The overall increase in other selling and administrative expenses was partially mitigated by reduced
spending on continuous improvement initiatives, and net favorable legal settlements. Other selling and
administrative expenses in 2003 included an $8.6 million financial realignment plan charge, largely related to
streamlining back office functions and the termination of a licensing arrangement.
Non-Operating Items
Interest expense decreased from $80.6 million in 2003 to $77.8 million in 2004. Lower average long-term
debt in 2004, as a result of the repayment of $180.0 million in long-term debt during 2003, partially offset by
higher average short-term borrowings in 2004, were the primary causes of the decrease. Other non-operating
(income), net was $23.5 million in 2004, comprised mainly of a $22.1 million gain from the sale of marketable
securities. Other non-operating (income), net was $16.8 million in 2003, including a $15.5 million gain from the
sale of marketable securities and a $7.8 million gain from an insurance recovery related to the shareholder
litigation related to the 1999 acquisition of Learning Company that was settled in 2002, partially offset by foreign
currency transaction losses of $10.0 million.

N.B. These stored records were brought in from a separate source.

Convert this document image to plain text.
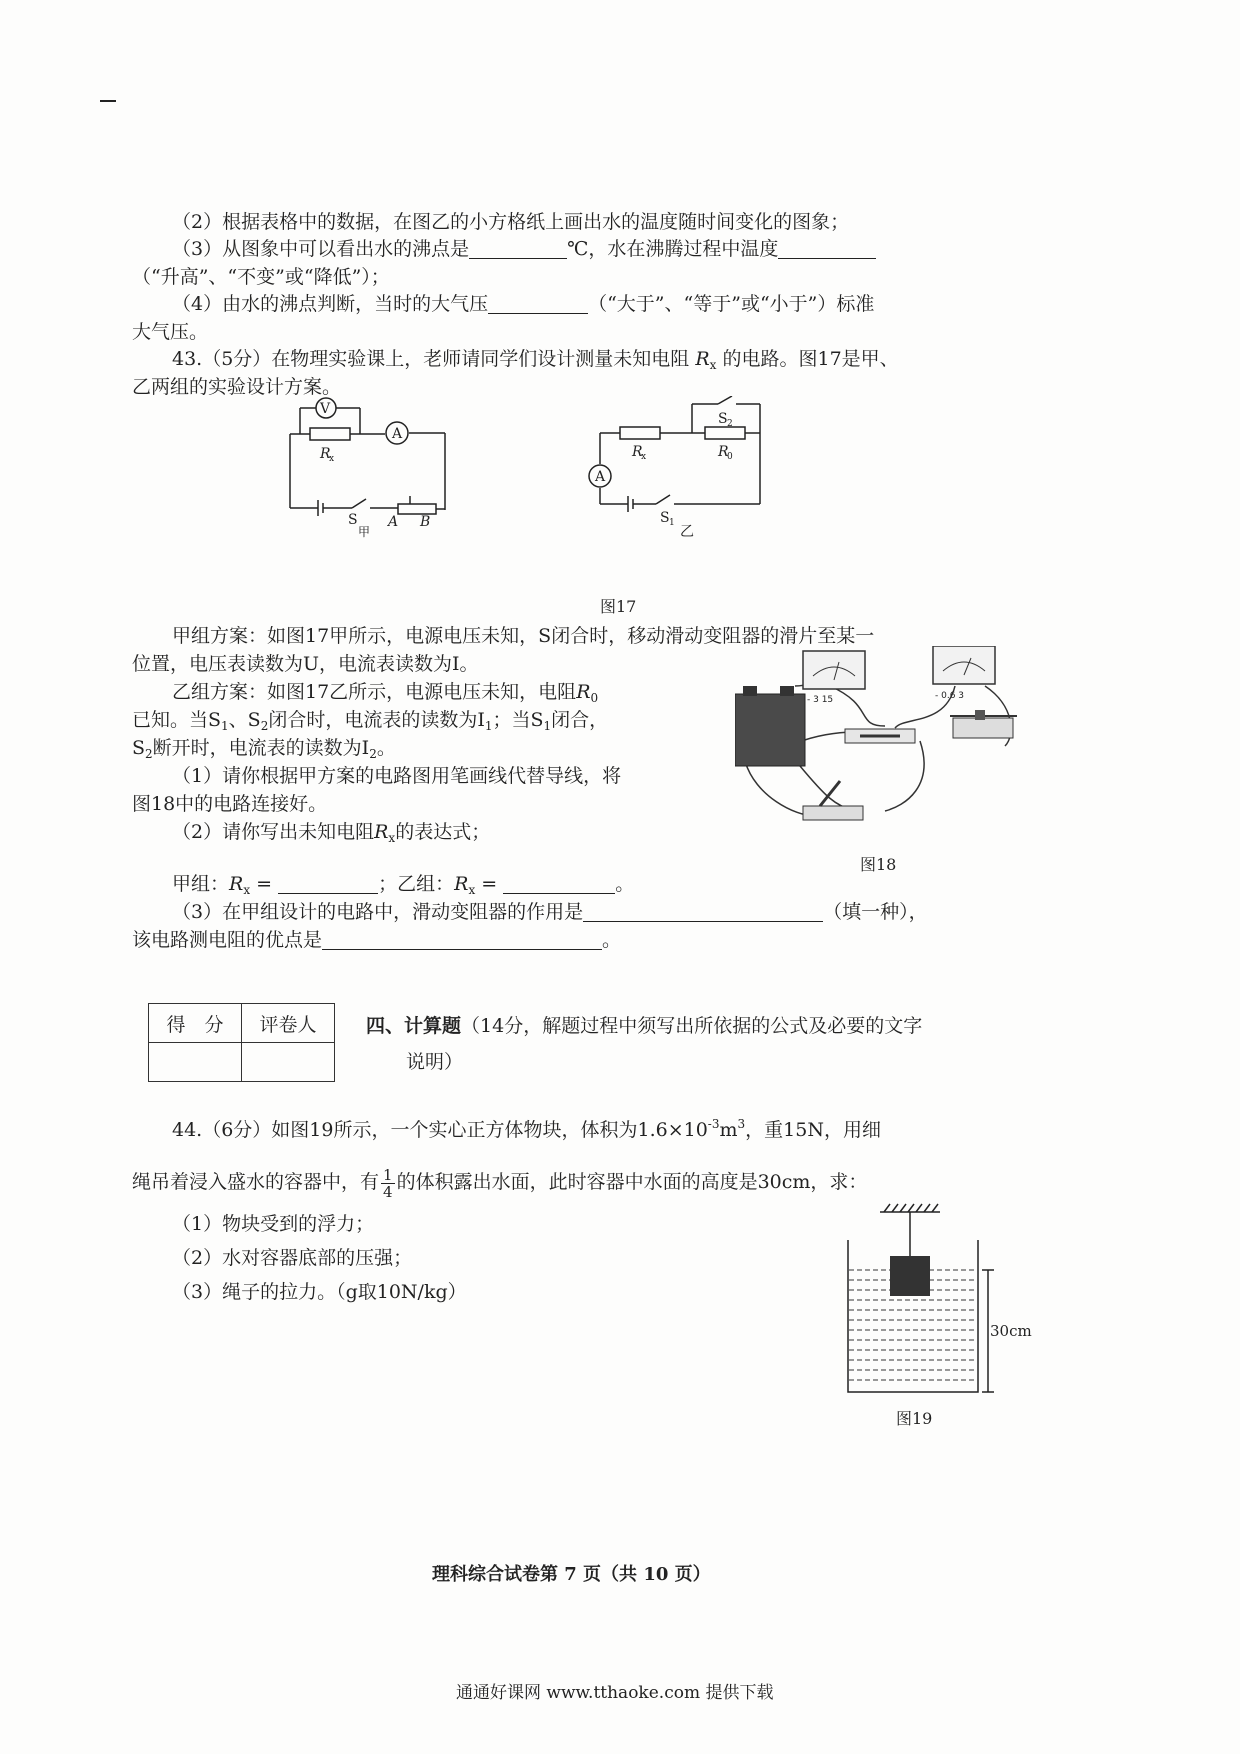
（2）根据表格中的数据，在图乙的小方格纸上画出水的温度随时间变化的图象；
（3）从图象中可以看出水的沸点是	℃，水在沸腾过程中温度
（“升高”、“不变”或“降低”）；
（4）由水的沸点判断，当时的大气压	（“大于”、“等于”或“小于”）标准
大气压。
43.（5分）在物理实验课上，老师请同学们设计测量未知电阻 $R_x$ 的电路。图17是甲、
乙两组的实验设计方案。
V
A
R
x
S
甲
A B
A
R
x	R
0
S 2
S 1
乙
图17
甲组方案：如图17甲所示，电源电压未知，S闭合时，移动滑动变阻器的滑片至某一
位置，电压表读数为U，电流表读数为I。
乙组方案：如图17乙所示，电源电压未知，电阻$R_0$
已知。当$S_1$、$S_2$闭合时，电流表的读数为$I_1$；当$S_1$闭合，
$S_2$断开时，电流表的读数为$I_2$。
（1）请你根据甲方案的电路图用笔画线代替导线，将
图18中的电路连接好。
（2）请你写出未知电阻$R_x$的表达式；
- 3 15	- 0.6 3
图18
甲组：$R_x$ =	；乙组：$R_x$ =	。
（3）在甲组设计的电路中，滑动变阻器的作用是	（填一种），
该电路测电阻的优点是	。
得　分	评卷人
		四、计算题（14分，解题过程中须写出所依据的公式及必要的文字
说明）
44.（6分）如图19所示，一个实心正方体物块，体积为$1.6\times 10^{-3}m^3$，重15N，用细
绳吊着浸入盛水的容器中，有 $\frac{1}{4}$ 的体积露出水面，此时容器中水面的高度是30cm，求：
（1）物块受到的浮力；
（2）水对容器底部的压强；
（3）绳子的拉力。（g取10N/kg）
30cm
图19
理科综合试卷第 7 页（共 10 页）
通通好课网 www.tthaoke.com 提供下载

Foreign currency transaction gains and losses on unhedged
intercompany loans and advances are recorded as a component of other non-operating (income) expense, net in
the period in which the exchange rate changes. See Item 8 “Financial Statements and Supplementary Data—
Note 9 to the Consolidated Financial Statements” for a discussion of the shareholder litigation.
At December 31, 2004, the pre-tax unrealized gains on marketable securities held by Mattel were
$26.1 million ($16.4 million after-tax).
Provision for Income Taxes
In the fourth quarter of 2004, Mattel reached a settlement with the IRS regarding the examination of
Mattel’s US federal income tax returns for the years 1998 through 2001. The settlement resulted in a net benefit
of $65.1 million from changes in tax estimates, and the benefit is reflected in the 2004 provision for income taxes
in the consolidated statement of operations.
Operating Segment Results
Mattel’s operating segments are separately managed business units and are divided on a geographic basis
between domestic and international. The Domestic segment is further divided into Mattel Girls & Boys Brands
US, Fisher-Price Brands US and American Girl Brands. Operating Segment Results should be read in
conjunction with Item 8 “Financial Statements and Supplementary Data—Note 11 to the Consolidated Financial
Statements.”
Domestic Segment
Mattel Girls & Boys Brands US gross sales decreased 5% in 2004 compared to 2003. Within this segment,
gross sales of Barbie®declined 15%, partially offset by strong sales growth in the Entertainment category.
Management believes that Mattel Girls & Boys Brands US segment sales continue to be negatively impacted by a
continued reduction in inventory of Mattel products held by retailers and continued competitive challenges.
During 2004, management developed a new strategy designed to regain relevance with girls by making
improvements in the product line and launching a new brand campaign highlighting a fresher image, which
resulted in improved performance at retail and increased category share. Mattel Girls & Boys Brands US
segment income decreased 16% to $326.3 million in 2004, primarily due to lower sales volume and a decline in
gross profit resulting from increased sales of lower margin products, including the impact of sales mix, value
enhancement initiatives, increased royalty costs and ongoing external cost pressures.